If you live in your sneakers, you may need to get new sneakers. But for most people, their sneakers see enough wear and tear that they won’t provide good support after a year of use.
Your kitchen sponge
Cleaning your kitchen sponge in the dishwasher or with a quick zap in the microwave is better than nothing. However if you’ve just used your sponge to scrub every inch of your kitchen, it’s time to get a new one.
Baking soda in your fridge/freezer
Your baking soda helps absorb the odors from last night’s leftovers. Spring for a fresh box to keep your fridge smelling good.
After a year of use, your pillows are loaded with dried saliva, flakes of dead skin and those icky creatures they attract -- dust mites. Using a washable pillow cover beneath your pillowcase could help you keep your pillows for longer, but if you don’t use covers, change out your pillows every year.
Your water filter
Whether you have a stand-alone filter or one linked to your fridge, it needs to be replaced to help keep your water chemical- and contaminant-free.

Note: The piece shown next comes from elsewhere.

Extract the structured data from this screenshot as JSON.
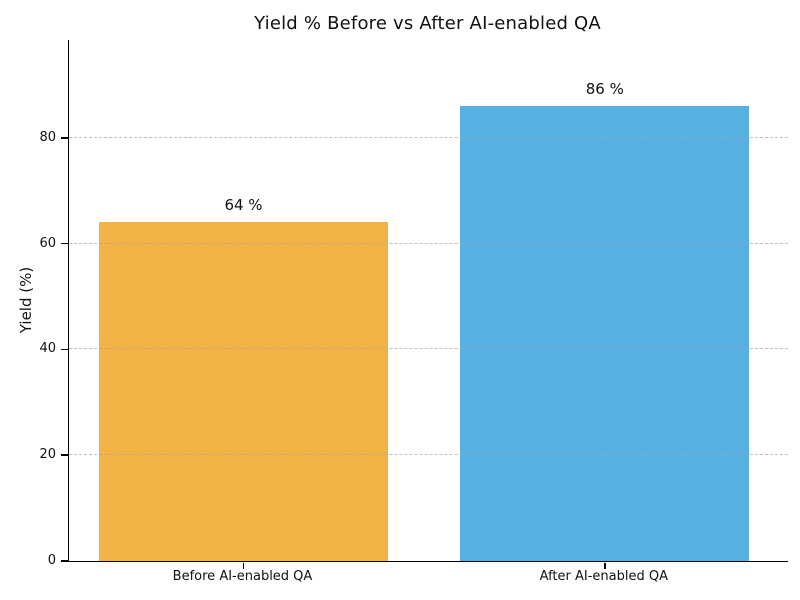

Once opened, your sunscreen starts losing potency. Most sunscreens do last for two to three years, but it might be a good idea to trade yours out now for better protection.
Cedar in your closets
Keep the moths at bay by freshening the cedar in your closets -- either by sanding the cedar blocks to refresh the scent, or by replacing them.
Your toilet brush
Even if you’re fastidious about disinfecting it regularly, it still has the grossest job in the house. Trade it in for a fresh one to minimize germ transmission
Canned goods and bottled water in your emergency kit
Even canned goods won’t last forever -- so go ahead and use that soup and beans that you have stockpiled (or donate it to your local food bank) and swap in some fresh supplies.